3/10
The Blonde Death
8 May 2020
Along with "Panic in the Streets," "The Killer That Stalked New York" is another film from 1950 Hollywood about the search for a murderous carrier of disease--in this case, smallpox. It becomes clear early on that this B-picture is the lesser of the two films. It's attempts at noir stylization tend to be hamfisted. The narrator isn't a character and is generally pointless, if not annoying. The entire criminal subplot involving betrayal, a love triangle and smuggled diamonds isn't intriguing. That the blonde femme fatale is literally and unintentionally killing people by carrying, unbeknownst to her, smallpox is an unfortunately kind of an amusing twist on the trope.
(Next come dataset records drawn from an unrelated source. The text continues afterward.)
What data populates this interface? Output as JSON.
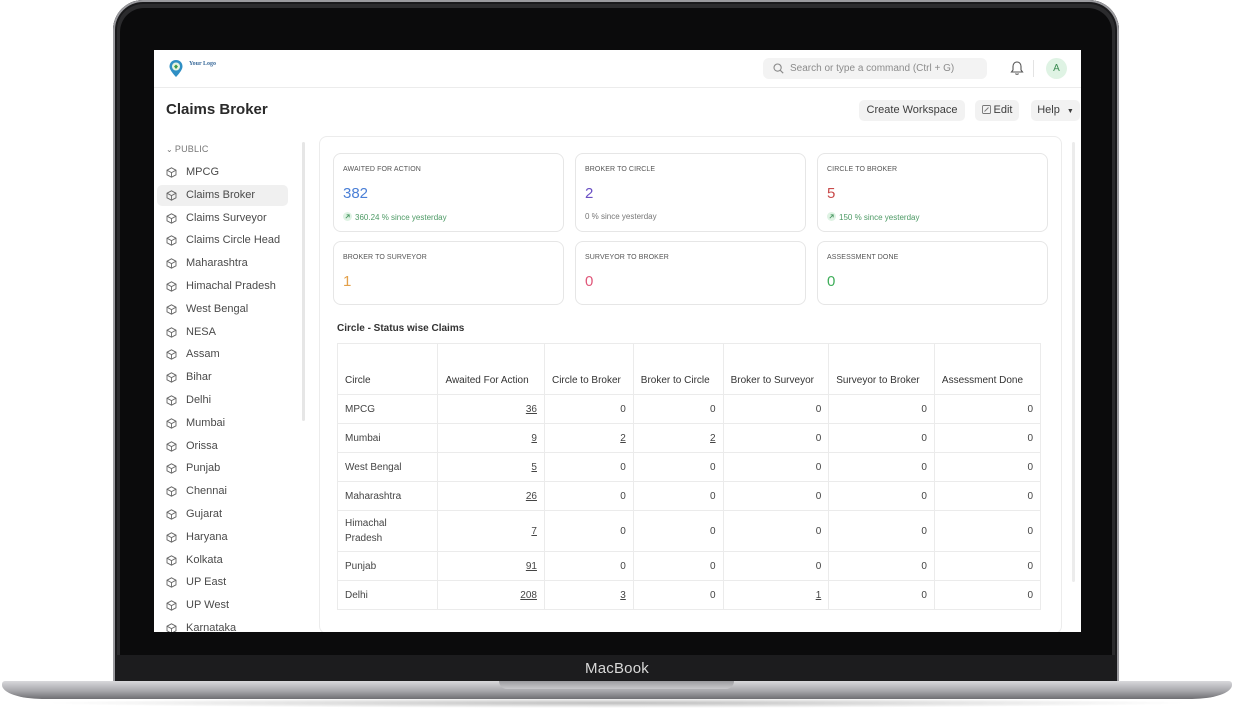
{
  "device": {
    "brand": "MacBook"
  },
  "app": {
    "logo_text": "Your Logo",
    "search_placeholder": "Search or type a command (Ctrl + G)",
    "avatar_initial": "A",
    "page_title": "Claims Broker",
    "buttons": {
      "create_workspace": "Create Workspace",
      "edit": "Edit",
      "help": "Help"
    }
  },
  "sidebar": {
    "section_label": "PUBLIC",
    "items": [
      {
        "label": "MPCG",
        "active": false
      },
      {
        "label": "Claims Broker",
        "active": true
      },
      {
        "label": "Claims Surveyor",
        "active": false
      },
      {
        "label": "Claims Circle Head",
        "active": false
      },
      {
        "label": "Maharashtra",
        "active": false
      },
      {
        "label": "Himachal Pradesh",
        "active": false
      },
      {
        "label": "West Bengal",
        "active": false
      },
      {
        "label": "NESA",
        "active": false
      },
      {
        "label": "Assam",
        "active": false
      },
      {
        "label": "Bihar",
        "active": false
      },
      {
        "label": "Delhi",
        "active": false
      },
      {
        "label": "Mumbai",
        "active": false
      },
      {
        "label": "Orissa",
        "active": false
      },
      {
        "label": "Punjab",
        "active": false
      },
      {
        "label": "Chennai",
        "active": false
      },
      {
        "label": "Gujarat",
        "active": false
      },
      {
        "label": "Haryana",
        "active": false
      },
      {
        "label": "Kolkata",
        "active": false
      },
      {
        "label": "UP East",
        "active": false
      },
      {
        "label": "UP West",
        "active": false
      },
      {
        "label": "Karnataka",
        "active": false
      }
    ]
  },
  "cards": [
    {
      "title": "AWAITED FOR ACTION",
      "value": "382",
      "color": "#4a7fd6",
      "sub": "360.24 % since yesterday",
      "trend": "up"
    },
    {
      "title": "BROKER TO CIRCLE",
      "value": "2",
      "color": "#6a4fc4",
      "sub": "0 % since yesterday",
      "trend": "flat"
    },
    {
      "title": "CIRCLE TO BROKER",
      "value": "5",
      "color": "#c94b4b",
      "sub": "150 % since yesterday",
      "trend": "up"
    },
    {
      "title": "BROKER TO SURVEYOR",
      "value": "1",
      "color": "#e3a04a",
      "sub": "",
      "trend": ""
    },
    {
      "title": "SURVEYOR TO BROKER",
      "value": "0",
      "color": "#e0577a",
      "sub": "",
      "trend": ""
    },
    {
      "title": "ASSESSMENT DONE",
      "value": "0",
      "color": "#3fae5a",
      "sub": "",
      "trend": ""
    }
  ],
  "table": {
    "title": "Circle - Status wise Claims",
    "headers": [
      "Circle",
      "Awaited For Action",
      "Circle to Broker",
      "Broker to Circle",
      "Broker to Surveyor",
      "Surveyor to Broker",
      "Assessment Done"
    ],
    "rows": [
      [
        "MPCG",
        "36",
        "0",
        "0",
        "0",
        "0",
        "0"
      ],
      [
        "Mumbai",
        "9",
        "2",
        "2",
        "0",
        "0",
        "0"
      ],
      [
        "West Bengal",
        "5",
        "0",
        "0",
        "0",
        "0",
        "0"
      ],
      [
        "Maharashtra",
        "26",
        "0",
        "0",
        "0",
        "0",
        "0"
      ],
      [
        "Himachal Pradesh",
        "7",
        "0",
        "0",
        "0",
        "0",
        "0"
      ],
      [
        "Punjab",
        "91",
        "0",
        "0",
        "0",
        "0",
        "0"
      ],
      [
        "Delhi",
        "208",
        "3",
        "0",
        "1",
        "0",
        "0"
      ]
    ]
  }
}
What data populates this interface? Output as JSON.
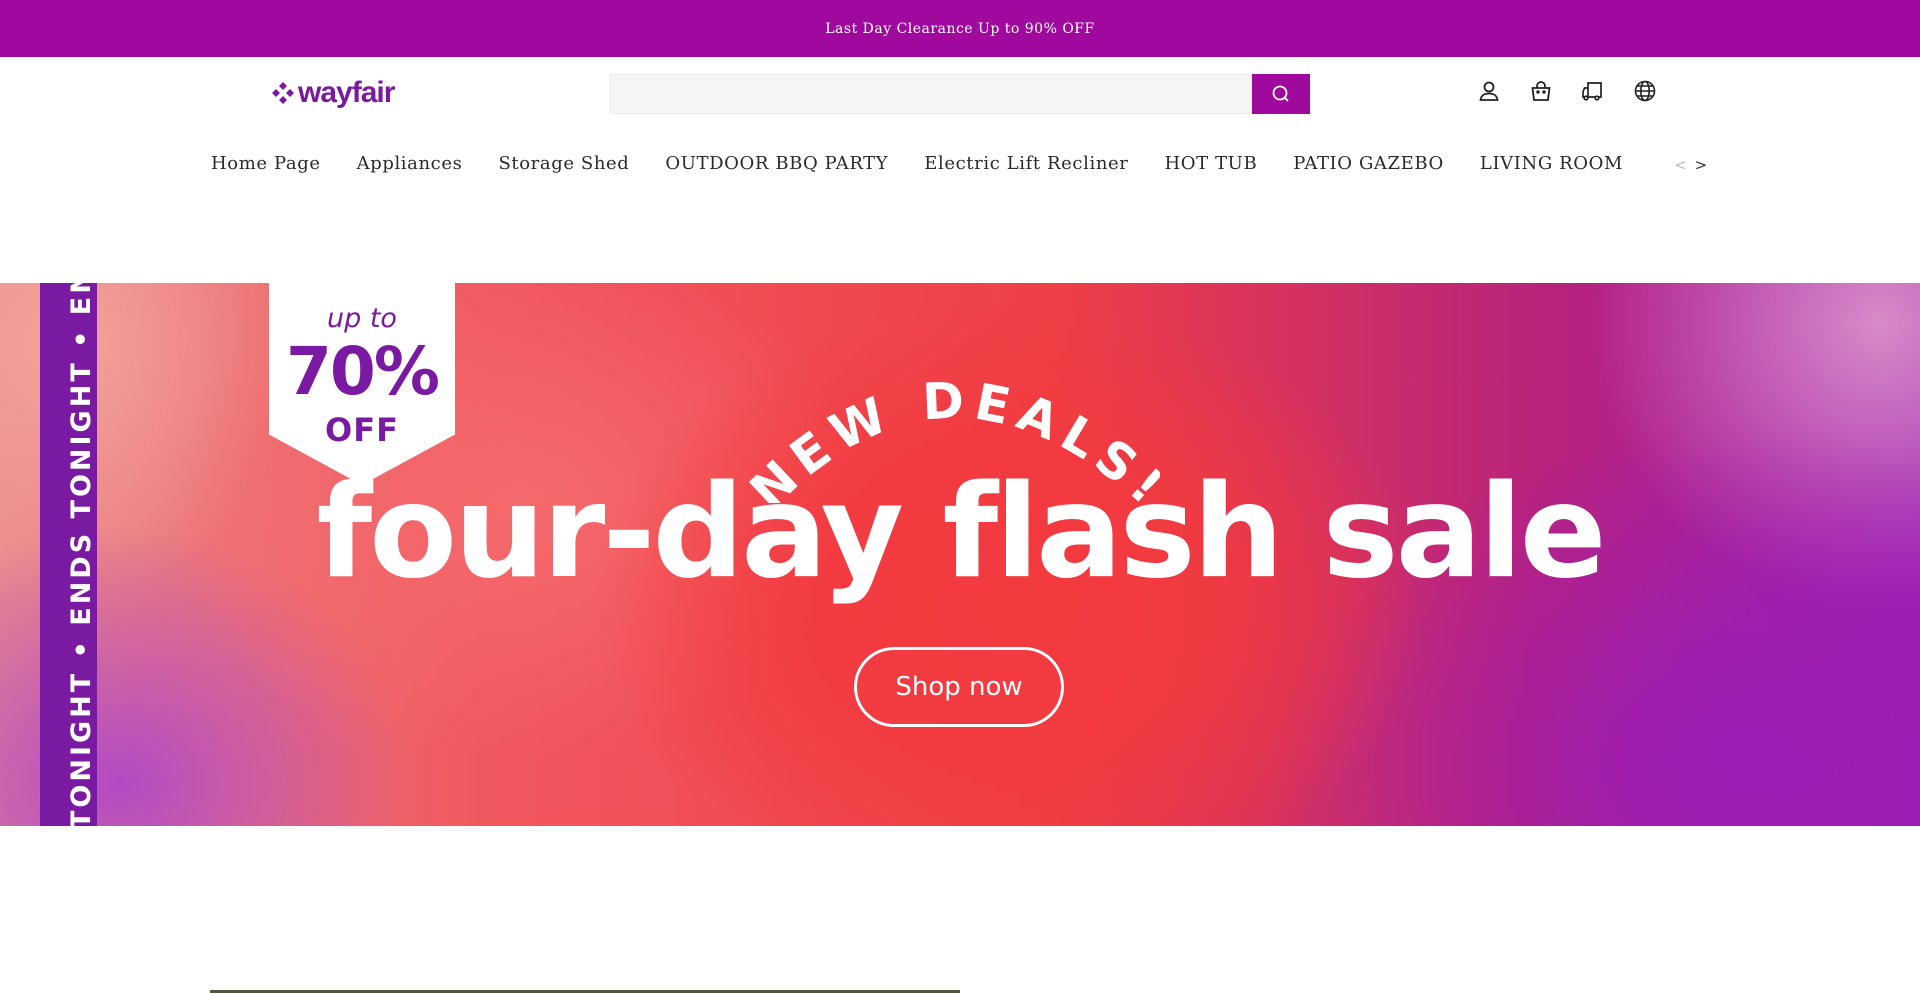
{
  "announcement": {
    "text": "Last Day Clearance Up to 90% OFF"
  },
  "header": {
    "logo_text": "wayfair",
    "search": {
      "placeholder": "",
      "value": ""
    },
    "icons": [
      "account-icon",
      "cart-icon",
      "order-tracking-icon",
      "language-icon"
    ]
  },
  "nav": {
    "items": [
      {
        "label": "Home Page"
      },
      {
        "label": "Appliances"
      },
      {
        "label": "Storage Shed"
      },
      {
        "label": "OUTDOOR BBQ PARTY"
      },
      {
        "label": "Electric Lift Recliner"
      },
      {
        "label": "HOT TUB"
      },
      {
        "label": "PATIO GAZEBO"
      },
      {
        "label": "LIVING ROOM"
      }
    ],
    "prev": "<",
    "next": ">"
  },
  "hero": {
    "ribbon_text": "TONIGHT  •  ENDS TONIGHT  •  END",
    "badge": {
      "up_to": "up to",
      "percent": "70%",
      "off": "OFF"
    },
    "arc_text": "NEW DEALS!",
    "headline": "four-day flash sale",
    "cta": "Shop now"
  },
  "colors": {
    "brand_purple": "#a0099d",
    "logo_purple": "#7b189f",
    "ribbon_purple": "#7a1aa2",
    "hero_red": "#ef3f46"
  }
}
Moreover, the doctors' surprised reactions to smallpox appearing in New York would verge on the laughable, as they repeatedly exclaim shock at the prospect that such a then-still-not-eradicated disease could be found in their civilized sphere of the world, if it didn't seem prescient given today's real-world pandemic and its effects on the city, or had there not actually been a smallpox outbreak and mass vaccination program in New York in 1947. Much of the movie merely plays out like an advertisement for vaccinations. It figures, too, that for all the characters' fears of the death toll the disease will wrought, the only character that we actually see die from it--and not only hear about--is a Black man.